As the story broke and everyone took to their keyboards, it became clear that there was a lot of confusion, partly due to the fact that reference was initially made to Gieh ir-Repubblika. In fact, what Gaia has been nominated for is to be enrolled in the National Order of Merit as a member.
There were also outraged comments that someone like Joseph Calleja never got this award and here an 11-year-old was getting it before him – this turned out to be incorrect, as a quick Google search revealed that he had been awarded member of the National Order of Merit in 2006.
At this very moment, amendments to the law are being discussed in Parliament but until these are passed, this is how the whole thing works. There are a number of awards, honours and medals which are bestowed every year on 13 December, Republic Day, to those who have carried out some kind of noteworthy achievement.
These are divided into different categories, in a kind of ranking order; the top one (the one everyone is talking about, which is Gieh ir-Repubblika) is usually reserved for Prime Ministers, Presidents and Archbishops. The various categories are as follows:
Gieh ir-Repubblika – this can include not more than 20 at any one time; to put it bluntly someone has to die before someone else can be included in this list known as the Xirka. (The government has proposed that this kind of capping should be removed). This highest honour is given for “exceptional merit in the service of Malta or, humanity as a whole”. Maltese nationals and distinguished citizens of other countries may be appointed as honorary members of the Xirka.
This is followed by The National Order of Merit which is divided into:
- Companion of Honour
After that come the Medals of the Republic, divided into:
- Medalja ghall-Qadi tar-Repubblika (service to the republic)
- Medalja ghal-Qlubija (bravery)
- Long and efficient service
Very few people are probably aware that ANY Maltese citizen can propose a candidate (there is a form which can be downloaded here ).

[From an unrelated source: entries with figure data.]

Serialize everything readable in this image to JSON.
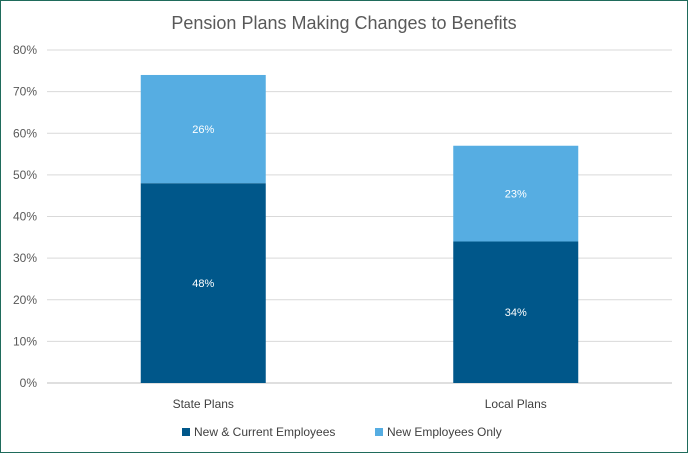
{
  "chart_data": {
    "type": "bar",
    "stacked": true,
    "title": "Pension Plans Making Changes to Benefits",
    "categories": [
      "State Plans",
      "Local Plans"
    ],
    "series": [
      {
        "name": "New & Current Employees",
        "values": [
          48,
          34
        ],
        "labels": [
          "48%",
          "34%"
        ],
        "color": "#00578a"
      },
      {
        "name": "New Employees Only",
        "values": [
          26,
          23
        ],
        "labels": [
          "26%",
          "23%"
        ],
        "color": "#56ade2"
      }
    ],
    "y_ticks": [
      "0%",
      "10%",
      "20%",
      "30%",
      "40%",
      "50%",
      "60%",
      "70%",
      "80%"
    ],
    "ylim": [
      0,
      80
    ],
    "grid": true,
    "legend_position": "bottom"
  }
}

The person being proposed needs to have given a special service to Malta, or to a particular locality or to a particular field of activity or to a particular group within the community.

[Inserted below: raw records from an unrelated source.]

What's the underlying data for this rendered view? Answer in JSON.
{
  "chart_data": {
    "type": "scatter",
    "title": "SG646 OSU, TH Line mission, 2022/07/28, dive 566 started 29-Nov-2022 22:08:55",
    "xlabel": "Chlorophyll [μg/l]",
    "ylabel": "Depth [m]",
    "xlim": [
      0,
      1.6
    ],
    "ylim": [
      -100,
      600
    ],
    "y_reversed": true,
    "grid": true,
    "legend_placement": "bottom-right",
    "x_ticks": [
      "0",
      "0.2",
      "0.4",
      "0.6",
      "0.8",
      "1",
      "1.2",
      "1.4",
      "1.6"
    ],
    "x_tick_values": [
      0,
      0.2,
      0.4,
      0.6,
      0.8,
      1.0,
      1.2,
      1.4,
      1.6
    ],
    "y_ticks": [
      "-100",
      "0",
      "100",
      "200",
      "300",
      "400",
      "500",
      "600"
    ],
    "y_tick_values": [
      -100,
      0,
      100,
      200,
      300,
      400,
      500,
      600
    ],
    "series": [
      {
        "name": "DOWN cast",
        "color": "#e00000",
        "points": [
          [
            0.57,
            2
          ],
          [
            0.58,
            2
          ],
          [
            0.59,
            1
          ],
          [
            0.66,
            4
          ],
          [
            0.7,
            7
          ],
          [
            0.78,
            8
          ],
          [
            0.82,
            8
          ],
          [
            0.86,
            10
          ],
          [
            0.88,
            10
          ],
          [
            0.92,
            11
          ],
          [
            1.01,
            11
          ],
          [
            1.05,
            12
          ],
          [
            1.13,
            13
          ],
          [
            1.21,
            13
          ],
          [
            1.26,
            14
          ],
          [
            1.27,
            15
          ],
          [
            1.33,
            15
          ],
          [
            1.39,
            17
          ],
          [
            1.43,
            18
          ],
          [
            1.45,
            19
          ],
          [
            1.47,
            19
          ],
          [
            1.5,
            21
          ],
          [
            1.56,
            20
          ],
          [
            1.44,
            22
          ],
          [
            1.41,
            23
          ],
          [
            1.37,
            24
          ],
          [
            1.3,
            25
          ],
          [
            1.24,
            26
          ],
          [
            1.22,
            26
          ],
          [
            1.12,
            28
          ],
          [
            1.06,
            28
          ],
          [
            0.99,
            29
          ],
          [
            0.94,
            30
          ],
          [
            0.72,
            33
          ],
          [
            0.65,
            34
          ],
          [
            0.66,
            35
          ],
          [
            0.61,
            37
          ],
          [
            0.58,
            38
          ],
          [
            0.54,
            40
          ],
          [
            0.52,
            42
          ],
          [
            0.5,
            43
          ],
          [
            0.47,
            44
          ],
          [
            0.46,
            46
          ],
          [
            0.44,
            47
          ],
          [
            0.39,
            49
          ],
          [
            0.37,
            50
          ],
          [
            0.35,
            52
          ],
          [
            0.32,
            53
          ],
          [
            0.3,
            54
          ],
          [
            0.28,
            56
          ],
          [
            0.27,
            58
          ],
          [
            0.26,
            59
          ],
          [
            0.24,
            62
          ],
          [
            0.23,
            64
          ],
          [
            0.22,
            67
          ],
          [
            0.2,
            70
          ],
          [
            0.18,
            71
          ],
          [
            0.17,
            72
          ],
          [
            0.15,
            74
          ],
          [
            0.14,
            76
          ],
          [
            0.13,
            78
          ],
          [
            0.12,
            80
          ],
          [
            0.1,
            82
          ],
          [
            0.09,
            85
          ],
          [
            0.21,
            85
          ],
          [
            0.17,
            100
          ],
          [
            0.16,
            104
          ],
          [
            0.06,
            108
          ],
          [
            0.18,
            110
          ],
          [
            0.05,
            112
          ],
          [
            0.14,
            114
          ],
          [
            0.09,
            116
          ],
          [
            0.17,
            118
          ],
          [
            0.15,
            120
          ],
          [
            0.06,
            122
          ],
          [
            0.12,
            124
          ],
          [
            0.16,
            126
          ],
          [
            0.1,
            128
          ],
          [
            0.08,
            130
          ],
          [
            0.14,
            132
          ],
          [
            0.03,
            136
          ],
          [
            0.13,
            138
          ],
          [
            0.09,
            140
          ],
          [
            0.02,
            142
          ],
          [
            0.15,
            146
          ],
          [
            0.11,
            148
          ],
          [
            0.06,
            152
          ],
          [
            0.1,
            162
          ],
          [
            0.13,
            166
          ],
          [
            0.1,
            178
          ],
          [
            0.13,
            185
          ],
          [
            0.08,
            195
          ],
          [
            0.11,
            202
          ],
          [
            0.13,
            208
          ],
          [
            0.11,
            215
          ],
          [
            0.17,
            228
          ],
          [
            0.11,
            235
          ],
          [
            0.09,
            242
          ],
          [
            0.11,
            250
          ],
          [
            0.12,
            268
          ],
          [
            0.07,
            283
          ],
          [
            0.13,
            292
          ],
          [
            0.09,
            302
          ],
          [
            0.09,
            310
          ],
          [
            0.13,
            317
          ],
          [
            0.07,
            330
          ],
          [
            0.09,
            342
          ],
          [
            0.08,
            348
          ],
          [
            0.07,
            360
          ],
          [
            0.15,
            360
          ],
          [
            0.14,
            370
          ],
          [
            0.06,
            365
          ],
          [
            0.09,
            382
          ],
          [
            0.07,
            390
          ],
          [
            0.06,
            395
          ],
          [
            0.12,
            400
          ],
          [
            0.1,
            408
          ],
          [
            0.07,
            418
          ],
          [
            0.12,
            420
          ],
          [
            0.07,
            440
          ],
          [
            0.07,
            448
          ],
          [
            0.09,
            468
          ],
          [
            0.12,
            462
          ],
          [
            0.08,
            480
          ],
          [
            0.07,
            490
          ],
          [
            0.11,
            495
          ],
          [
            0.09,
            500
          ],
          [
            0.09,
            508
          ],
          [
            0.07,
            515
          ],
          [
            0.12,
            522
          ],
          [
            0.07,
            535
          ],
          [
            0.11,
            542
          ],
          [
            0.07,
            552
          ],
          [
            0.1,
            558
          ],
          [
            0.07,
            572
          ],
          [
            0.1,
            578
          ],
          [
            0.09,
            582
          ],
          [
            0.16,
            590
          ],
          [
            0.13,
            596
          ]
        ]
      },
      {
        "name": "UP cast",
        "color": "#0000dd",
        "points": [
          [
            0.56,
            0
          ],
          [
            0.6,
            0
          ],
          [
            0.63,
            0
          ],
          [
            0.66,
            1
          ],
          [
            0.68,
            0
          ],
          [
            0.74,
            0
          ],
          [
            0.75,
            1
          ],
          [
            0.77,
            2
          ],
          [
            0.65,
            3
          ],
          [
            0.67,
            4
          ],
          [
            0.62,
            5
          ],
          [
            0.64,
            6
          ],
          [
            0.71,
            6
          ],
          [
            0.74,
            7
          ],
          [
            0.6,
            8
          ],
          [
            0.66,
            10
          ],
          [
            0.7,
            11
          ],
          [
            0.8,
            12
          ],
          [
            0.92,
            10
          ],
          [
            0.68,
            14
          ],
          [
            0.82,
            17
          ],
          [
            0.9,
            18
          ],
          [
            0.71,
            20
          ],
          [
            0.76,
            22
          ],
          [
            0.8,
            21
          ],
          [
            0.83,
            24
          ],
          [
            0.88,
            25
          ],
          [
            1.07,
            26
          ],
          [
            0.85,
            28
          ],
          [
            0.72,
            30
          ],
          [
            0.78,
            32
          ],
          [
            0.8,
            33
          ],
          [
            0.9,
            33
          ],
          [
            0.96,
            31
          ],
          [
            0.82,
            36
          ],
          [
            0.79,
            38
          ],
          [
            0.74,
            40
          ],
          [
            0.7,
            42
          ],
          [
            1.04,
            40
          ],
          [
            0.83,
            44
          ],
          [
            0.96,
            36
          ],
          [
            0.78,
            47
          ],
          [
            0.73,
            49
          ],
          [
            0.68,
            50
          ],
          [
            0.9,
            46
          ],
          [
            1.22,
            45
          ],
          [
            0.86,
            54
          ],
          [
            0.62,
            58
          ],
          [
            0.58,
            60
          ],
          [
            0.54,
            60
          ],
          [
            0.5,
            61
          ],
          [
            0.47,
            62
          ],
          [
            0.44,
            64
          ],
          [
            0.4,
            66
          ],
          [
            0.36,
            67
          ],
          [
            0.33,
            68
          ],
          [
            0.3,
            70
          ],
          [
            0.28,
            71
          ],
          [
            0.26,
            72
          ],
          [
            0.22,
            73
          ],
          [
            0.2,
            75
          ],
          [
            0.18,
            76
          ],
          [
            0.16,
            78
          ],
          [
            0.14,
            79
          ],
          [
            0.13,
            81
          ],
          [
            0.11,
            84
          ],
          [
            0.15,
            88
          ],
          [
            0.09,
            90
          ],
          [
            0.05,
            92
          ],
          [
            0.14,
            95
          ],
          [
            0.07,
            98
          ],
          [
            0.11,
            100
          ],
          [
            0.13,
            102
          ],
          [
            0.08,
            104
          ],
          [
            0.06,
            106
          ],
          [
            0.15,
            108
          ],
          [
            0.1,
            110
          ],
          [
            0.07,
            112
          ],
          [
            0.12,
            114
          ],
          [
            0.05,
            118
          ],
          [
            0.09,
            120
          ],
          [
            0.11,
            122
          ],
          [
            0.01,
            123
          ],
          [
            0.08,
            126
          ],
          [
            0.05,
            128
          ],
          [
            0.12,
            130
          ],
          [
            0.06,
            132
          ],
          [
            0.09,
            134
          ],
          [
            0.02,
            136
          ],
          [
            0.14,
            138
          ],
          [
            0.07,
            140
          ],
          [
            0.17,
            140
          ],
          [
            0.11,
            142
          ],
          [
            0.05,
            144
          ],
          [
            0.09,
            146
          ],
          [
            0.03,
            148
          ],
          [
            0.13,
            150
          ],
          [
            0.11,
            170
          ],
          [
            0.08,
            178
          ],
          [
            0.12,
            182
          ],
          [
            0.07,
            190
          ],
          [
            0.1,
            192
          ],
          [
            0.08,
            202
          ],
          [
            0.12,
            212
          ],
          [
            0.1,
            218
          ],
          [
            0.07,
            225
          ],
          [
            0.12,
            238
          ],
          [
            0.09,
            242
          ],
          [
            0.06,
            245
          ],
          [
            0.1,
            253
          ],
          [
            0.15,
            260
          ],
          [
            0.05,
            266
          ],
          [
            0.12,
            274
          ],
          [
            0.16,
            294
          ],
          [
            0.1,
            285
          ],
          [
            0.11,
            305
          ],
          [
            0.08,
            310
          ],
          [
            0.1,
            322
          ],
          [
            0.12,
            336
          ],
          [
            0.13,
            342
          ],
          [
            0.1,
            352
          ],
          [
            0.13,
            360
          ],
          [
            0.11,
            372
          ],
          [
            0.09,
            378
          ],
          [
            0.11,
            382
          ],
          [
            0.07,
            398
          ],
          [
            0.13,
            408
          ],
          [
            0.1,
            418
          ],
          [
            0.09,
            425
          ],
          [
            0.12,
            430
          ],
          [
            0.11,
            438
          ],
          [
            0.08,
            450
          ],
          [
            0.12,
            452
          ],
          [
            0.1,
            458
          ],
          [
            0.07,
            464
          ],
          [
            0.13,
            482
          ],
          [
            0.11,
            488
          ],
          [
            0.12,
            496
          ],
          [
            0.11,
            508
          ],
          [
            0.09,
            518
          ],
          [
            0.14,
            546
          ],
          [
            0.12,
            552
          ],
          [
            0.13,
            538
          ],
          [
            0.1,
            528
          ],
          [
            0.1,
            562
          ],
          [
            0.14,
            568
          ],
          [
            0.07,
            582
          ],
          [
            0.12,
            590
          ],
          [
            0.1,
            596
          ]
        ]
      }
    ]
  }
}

A nominations committee submits possible names of candidates to the Prime Minister who in turn advises the President.
What we had in the case of Gaia, of course, was the Prime Minister announcing it as a fait accomplit during a press conference, which is probably the first time this has ever happened (I stand to be corrected).
A list of all the people who have received such awards was tabled in Parliament this morning. As can be seen, there have been numerous people from the performing arts who have been awarded in this same category.

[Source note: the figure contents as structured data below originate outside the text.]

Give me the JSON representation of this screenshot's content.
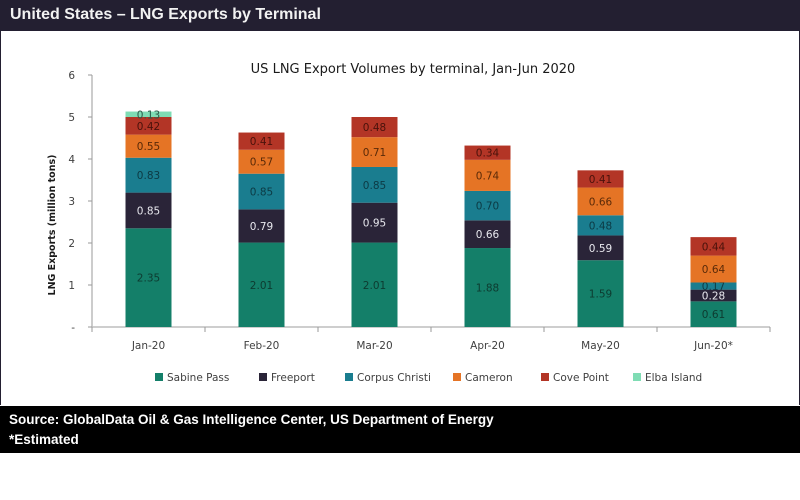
{
  "header": {
    "title": "United States – LNG Exports by Terminal"
  },
  "footer": {
    "source": "Source: GlobalData Oil & Gas Intelligence Center, US Department of Energy",
    "note": "*Estimated"
  },
  "chart_data": {
    "type": "bar",
    "stacked": true,
    "title": "US LNG Export Volumes by terminal, Jan-Jun 2020",
    "xlabel": "",
    "ylabel": "LNG Exports (million tons)",
    "ylim": [
      0,
      6
    ],
    "yticks": [
      "-",
      "1",
      "2",
      "3",
      "4",
      "5",
      "6"
    ],
    "grid": false,
    "legend_position": "bottom",
    "categories": [
      "Jan-20",
      "Feb-20",
      "Mar-20",
      "Apr-20",
      "May-20",
      "Jun-20*"
    ],
    "series": [
      {
        "name": "Sabine Pass",
        "color": "#147f69",
        "label_color": "#0d3b30",
        "values": [
          2.35,
          2.01,
          2.01,
          1.88,
          1.59,
          0.61
        ]
      },
      {
        "name": "Freeport",
        "color": "#2a2438",
        "label_color": "#e8e8ee",
        "values": [
          0.85,
          0.79,
          0.95,
          0.66,
          0.59,
          0.28
        ]
      },
      {
        "name": "Corpus Christi",
        "color": "#1a7d8f",
        "label_color": "#0c3a44",
        "values": [
          0.83,
          0.85,
          0.85,
          0.7,
          0.48,
          0.17
        ]
      },
      {
        "name": "Cameron",
        "color": "#e57425",
        "label_color": "#5a2a08",
        "values": [
          0.55,
          0.57,
          0.71,
          0.74,
          0.66,
          0.64
        ]
      },
      {
        "name": "Cove Point",
        "color": "#b33526",
        "label_color": "#4a120b",
        "values": [
          0.42,
          0.41,
          0.48,
          0.34,
          0.41,
          0.44
        ]
      },
      {
        "name": "Elba Island",
        "color": "#7fdcb4",
        "label_color": "#2a5a48",
        "values": [
          0.13,
          null,
          null,
          null,
          null,
          null
        ]
      }
    ]
  }
}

Should Gaia Cauchi be included among all these names? Personally, I think it’s a bit much for someone so young and in the context of her achievement. She will have plenty of time to receive accolades and awards, and I agree with those who suggested that a music scholarship would have been more appropriate.
Gaia is young, she is talented and she has a great future ahead of her. Gaia will go far, especially if she remains as natural, down-to-earth and devoid of any affectations as she is at the moment. Merit for this must surely go to her parents, who are obviously keeping her grounded despite the fact that she has received so much media attention locally, on Italian television and now on a European level. Which is no mean feat in this world which is celebrity crazy.
Maybe they should get the award instead?